Hanging on the wall of the Best Buy store in Edina across from Southdale Center are three identical-looking signs that read: "Thank You for Making This Store the Best," a distinction the company bestowed upon the store for performing well in 2009.
What a difference three years makes. The Richfield-based retailer said this week the store, along with four others in the Twin Cities and a total of 50 nationwide, will soon close its doors. Neither past financial performance nor sentimentality spared the Edina location, first opened in 1973, as Best Buy seeks to cut $800 million in costs over the next three years.
"We are deliberate and thoughtful when we make such decisions," the company said in a statement. "We are working to ensure ... [we serve] all of our customers in a convenient and satisfying way."

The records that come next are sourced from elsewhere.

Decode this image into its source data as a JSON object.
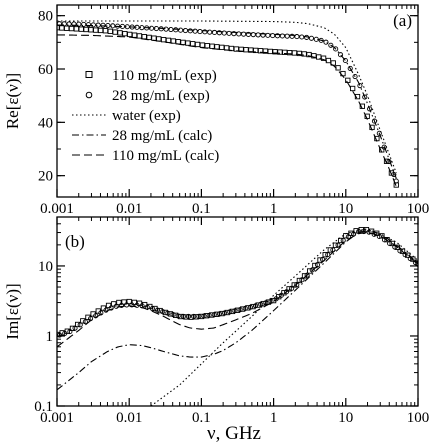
{
  "figure": {
    "xlabel": "ν, GHz"
  },
  "chart_data": [
    {
      "panel": "(a)",
      "type": "scatter",
      "ylabel": "Re[ε(ν)]",
      "xscale": "log",
      "xlim": [
        0.001,
        100
      ],
      "ylim": [
        12,
        84
      ],
      "x_ticks": [
        0.001,
        0.01,
        0.1,
        1,
        10,
        100
      ],
      "x_tick_labels": [
        "0.001",
        "0.01",
        "0.1",
        "1",
        "10",
        "100"
      ],
      "y_ticks": [
        20,
        40,
        60,
        80
      ],
      "y_tick_labels": [
        "20",
        "40",
        "60",
        "80"
      ],
      "legend_position": "left",
      "series": [
        {
          "name": "110 mg/mL (exp)",
          "kind": "square-markers",
          "x": [
            0.001,
            0.002,
            0.005,
            0.01,
            0.03,
            0.1,
            0.3,
            1,
            2,
            3,
            5,
            7,
            10,
            15,
            20,
            30,
            40,
            50
          ],
          "y": [
            75.5,
            75.0,
            74.3,
            73.0,
            71.0,
            69.0,
            67.5,
            66.5,
            66.0,
            65.5,
            64.0,
            62.0,
            57.0,
            49.0,
            42.0,
            31.0,
            23.0,
            16.5
          ]
        },
        {
          "name": "28 mg/mL (exp)",
          "kind": "circle-markers",
          "x": [
            0.001,
            0.002,
            0.005,
            0.01,
            0.03,
            0.1,
            0.3,
            1,
            2,
            3,
            5,
            7,
            10,
            15,
            20,
            30,
            40,
            50
          ],
          "y": [
            77.0,
            76.8,
            76.3,
            75.8,
            75.0,
            74.0,
            73.2,
            72.5,
            72.2,
            71.8,
            70.5,
            68.0,
            63.0,
            55.0,
            47.0,
            35.0,
            25.0,
            18.0
          ]
        },
        {
          "name": "water (exp)",
          "kind": "dotted",
          "x": [
            0.001,
            0.01,
            0.1,
            1,
            2,
            3,
            5,
            7,
            10,
            15,
            20,
            30,
            40,
            50
          ],
          "y": [
            78.0,
            78.0,
            78.0,
            77.8,
            77.5,
            77.0,
            75.5,
            73.0,
            68.0,
            58.0,
            50.0,
            37.0,
            28.0,
            21.0
          ]
        },
        {
          "name": "28 mg/mL (calc)",
          "kind": "dash-dot",
          "x": [
            0.001,
            0.003,
            0.01,
            0.03,
            0.1,
            0.3,
            1,
            2,
            3,
            5,
            7,
            10,
            15,
            20,
            30,
            40,
            50
          ],
          "y": [
            76.5,
            76.3,
            75.8,
            75.2,
            74.4,
            73.7,
            73.0,
            72.6,
            72.0,
            70.5,
            68.0,
            63.0,
            55.0,
            47.0,
            35.0,
            26.0,
            19.0
          ]
        },
        {
          "name": "110 mg/mL (calc)",
          "kind": "dashed",
          "x": [
            0.001,
            0.003,
            0.01,
            0.03,
            0.1,
            0.3,
            1,
            2,
            3,
            5,
            7,
            10,
            15,
            20,
            30,
            40,
            50
          ],
          "y": [
            72.8,
            72.6,
            72.0,
            70.2,
            68.0,
            66.8,
            66.0,
            65.6,
            65.0,
            63.5,
            61.0,
            56.0,
            48.0,
            41.0,
            30.0,
            22.5,
            16.0
          ]
        }
      ]
    },
    {
      "panel": "(b)",
      "type": "scatter",
      "ylabel": "Im[ε(ν)]",
      "xscale": "log",
      "yscale": "log",
      "xlim": [
        0.001,
        100
      ],
      "ylim": [
        0.1,
        50
      ],
      "x_ticks": [
        0.001,
        0.01,
        0.1,
        1,
        10,
        100
      ],
      "x_tick_labels": [
        "0.001",
        "0.01",
        "0.1",
        "1",
        "10",
        "100"
      ],
      "y_ticks": [
        0.1,
        1,
        10
      ],
      "y_tick_labels": [
        "0.1",
        "1",
        "10"
      ],
      "series": [
        {
          "name": "110 mg/mL (exp)",
          "kind": "square-markers",
          "x": [
            0.001,
            0.0015,
            0.002,
            0.003,
            0.005,
            0.007,
            0.01,
            0.015,
            0.02,
            0.03,
            0.05,
            0.07,
            0.1,
            0.2,
            0.3,
            0.5,
            1,
            2,
            3,
            5,
            10,
            15,
            20,
            30,
            50,
            100
          ],
          "y": [
            1.05,
            1.2,
            1.5,
            2.0,
            2.7,
            3.0,
            3.1,
            2.9,
            2.6,
            2.2,
            1.9,
            1.85,
            1.9,
            2.1,
            2.3,
            2.6,
            3.2,
            5.5,
            8.0,
            14.0,
            27.0,
            33.0,
            33.0,
            28.0,
            19.0,
            11.0
          ]
        },
        {
          "name": "28 mg/mL (exp)",
          "kind": "circle-markers",
          "x": [
            0.001,
            0.0015,
            0.002,
            0.003,
            0.005,
            0.007,
            0.01,
            0.015,
            0.02,
            0.03,
            0.05,
            0.1,
            0.2,
            0.3,
            0.5,
            1,
            2,
            3,
            5,
            10,
            15,
            20,
            30,
            50,
            100
          ],
          "y": [
            1.0,
            1.15,
            1.4,
            1.8,
            2.4,
            2.7,
            2.8,
            2.7,
            2.5,
            2.2,
            1.9,
            1.9,
            2.1,
            2.3,
            2.6,
            3.2,
            5.2,
            7.6,
            13.0,
            25.0,
            31.0,
            31.0,
            26.0,
            18.0,
            10.5
          ]
        },
        {
          "name": "water (exp)",
          "kind": "dotted",
          "x": [
            0.02,
            0.05,
            0.1,
            0.2,
            0.5,
            1,
            2,
            5,
            10,
            20,
            50,
            100
          ],
          "y": [
            0.1,
            0.2,
            0.4,
            0.8,
            1.9,
            3.8,
            7.2,
            17.0,
            29.0,
            34.0,
            22.0,
            12.0
          ]
        },
        {
          "name": "28 mg/mL (calc)",
          "kind": "dash-dot",
          "x": [
            0.001,
            0.002,
            0.003,
            0.005,
            0.007,
            0.01,
            0.015,
            0.02,
            0.03,
            0.05,
            0.07,
            0.1,
            0.15,
            0.2,
            0.3,
            0.5,
            1,
            2,
            5,
            10,
            15,
            20,
            30,
            50,
            100
          ],
          "y": [
            0.17,
            0.3,
            0.43,
            0.6,
            0.7,
            0.75,
            0.73,
            0.68,
            0.6,
            0.52,
            0.5,
            0.5,
            0.55,
            0.62,
            0.8,
            1.2,
            2.3,
            4.5,
            11.0,
            22.0,
            30.0,
            32.0,
            29.0,
            20.0,
            11.0
          ]
        },
        {
          "name": "110 mg/mL (calc)",
          "kind": "dashed",
          "x": [
            0.001,
            0.002,
            0.003,
            0.005,
            0.007,
            0.01,
            0.015,
            0.02,
            0.03,
            0.05,
            0.07,
            0.1,
            0.15,
            0.2,
            0.3,
            0.5,
            1,
            2,
            5,
            10,
            15,
            20,
            30,
            50,
            100
          ],
          "y": [
            0.7,
            1.2,
            1.7,
            2.3,
            2.6,
            2.7,
            2.55,
            2.3,
            1.9,
            1.45,
            1.3,
            1.25,
            1.3,
            1.45,
            1.7,
            2.1,
            3.1,
            5.3,
            12.0,
            23.0,
            29.0,
            30.0,
            27.0,
            19.0,
            10.5
          ]
        }
      ]
    }
  ]
}
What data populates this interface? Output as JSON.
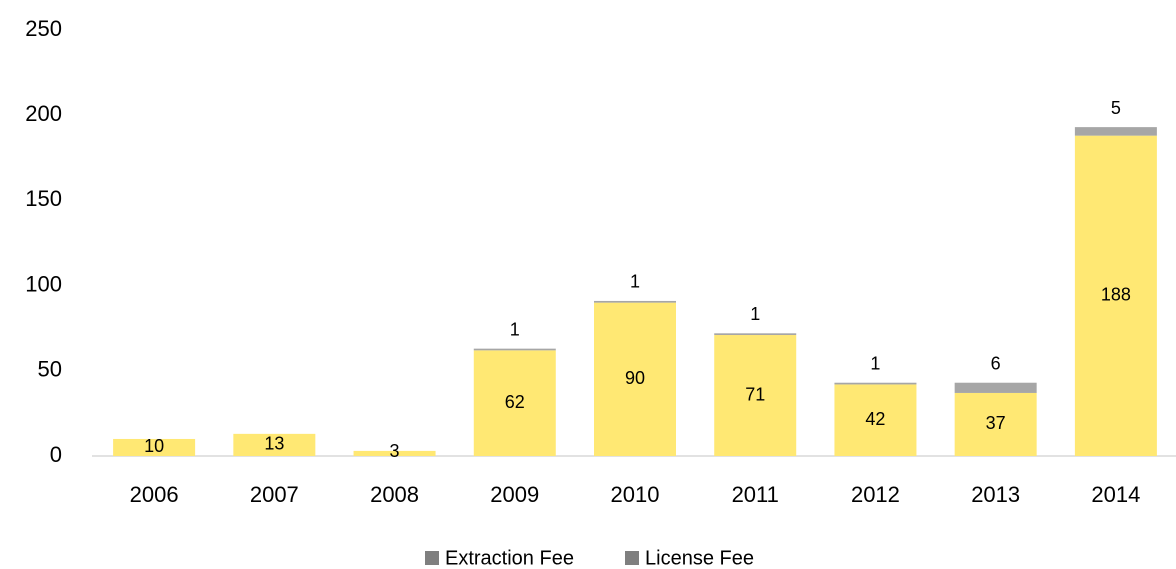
{
  "chart_data": {
    "type": "bar",
    "stacked": true,
    "categories": [
      "2006",
      "2007",
      "2008",
      "2009",
      "2010",
      "2011",
      "2012",
      "2013",
      "2014"
    ],
    "series": [
      {
        "name": "Extraction Fee",
        "color": "#ffe873",
        "legend_color": "#7f7f7f",
        "values": [
          10,
          13,
          3,
          62,
          90,
          71,
          42,
          37,
          188
        ]
      },
      {
        "name": "License Fee",
        "color": "#a6a6a6",
        "legend_color": "#7f7f7f",
        "values": [
          null,
          null,
          null,
          1,
          1,
          1,
          1,
          6,
          5
        ]
      }
    ],
    "ylim": [
      0,
      250
    ],
    "yticks": [
      0,
      50,
      100,
      150,
      200,
      250
    ],
    "grid": false,
    "legend": "bottom"
  }
}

Best Buy Co. Inc. CEO Brian Dunn emphasized the company was not retreating from its home market. True, the company will reduce its retail square footage in the Twin Cities by 20 percent. But in that void, Best Buy plans to increase number of locations by 20 percent with a mix of smaller-format stores including Best Buy Mobile and its experimental "Connected Stores" remodels.

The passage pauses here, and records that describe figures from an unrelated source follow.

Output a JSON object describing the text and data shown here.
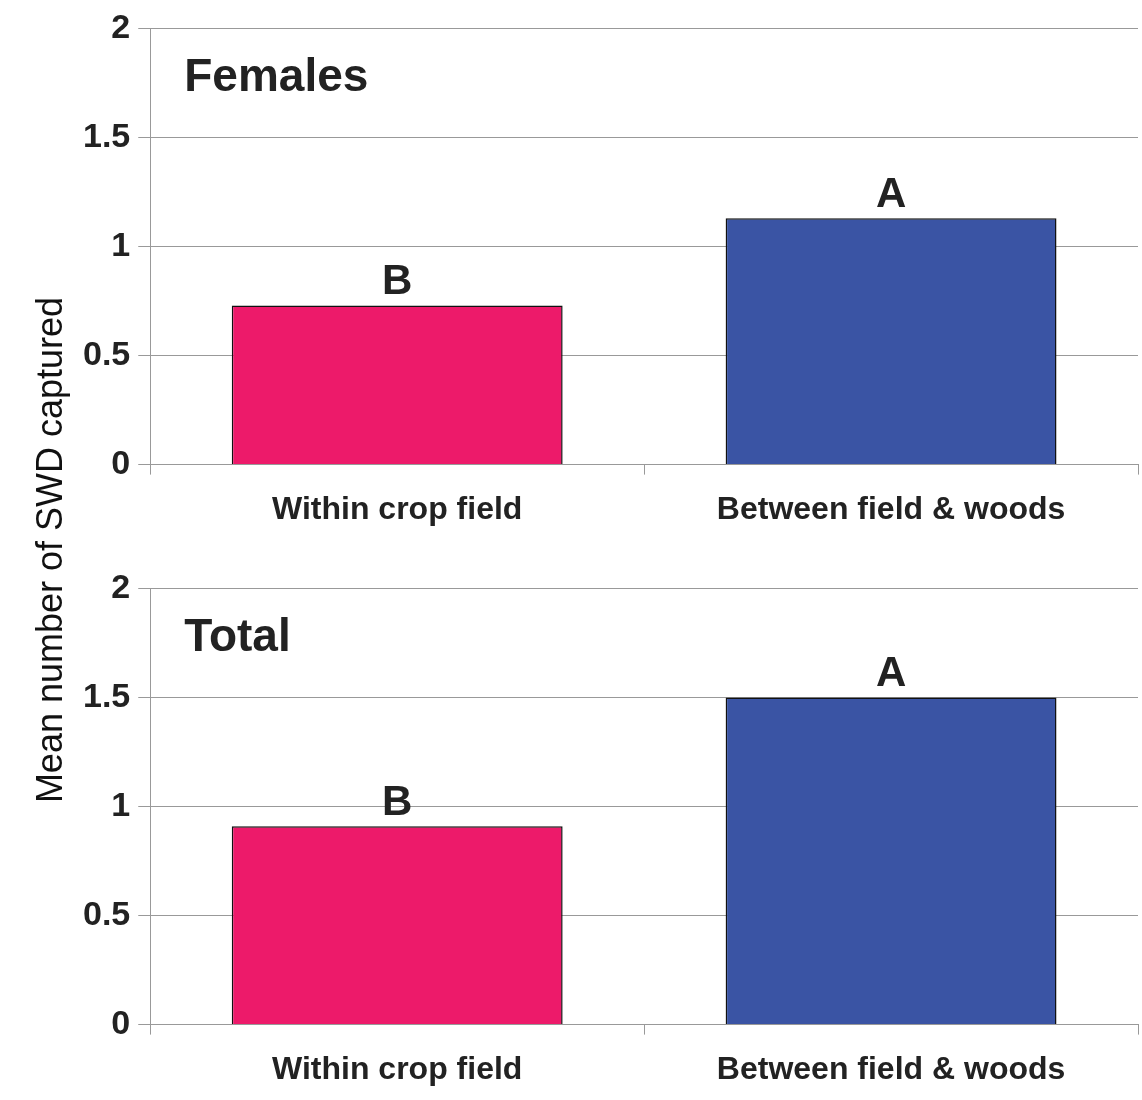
{
  "chart_data": [
    {
      "type": "bar",
      "title": "Females",
      "ylabel": "Mean number of SWD captured",
      "categories": [
        "Within crop field",
        "Between field & woods"
      ],
      "colors": [
        "#ed1a6a",
        "#3a54a4"
      ],
      "values": [
        0.73,
        1.13
      ],
      "ylim": [
        0,
        2
      ],
      "yticks": [
        0,
        0.5,
        1,
        1.5,
        2
      ],
      "grid": "y",
      "legend": false,
      "annotations": [
        {
          "text": "B",
          "x": "Within crop field",
          "y": 0.73
        },
        {
          "text": "A",
          "x": "Between field & woods",
          "y": 1.13
        }
      ]
    },
    {
      "type": "bar",
      "title": "Total",
      "categories": [
        "Within crop field",
        "Between field & woods"
      ],
      "colors": [
        "#ed1a6a",
        "#3a54a4"
      ],
      "values": [
        0.91,
        1.5
      ],
      "ylim": [
        0,
        2
      ],
      "yticks": [
        0,
        0.5,
        1,
        1.5,
        2
      ],
      "grid": "y",
      "legend": false,
      "annotations": [
        {
          "text": "B",
          "x": "Within crop field",
          "y": 0.91
        },
        {
          "text": "A",
          "x": "Between field & woods",
          "y": 1.5
        }
      ]
    }
  ]
}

"We're going to have more doors and less square footage," Dunn told investors.
Dunn is doing what's necessary for the company's survival, as more consumer electronics shoppers migrate to the Internet, said Dave Brennan, the co-director of the Institute for Retail Excellence at the University of St. Thomas.
"Call it what you want," Brennan said. "They have too much space."
The 50 stores slated to close are probably the worst-performing of the company's 1,100 U.S. stores by way of sales and profits, said retail consultant Flora Delaney. Those closings will lead to the loss of thousands of jobs, as each outlet employs about 100 people. Delaney said Best Buy most likely will shut down many more stores over the next few years as store leases begin to expire.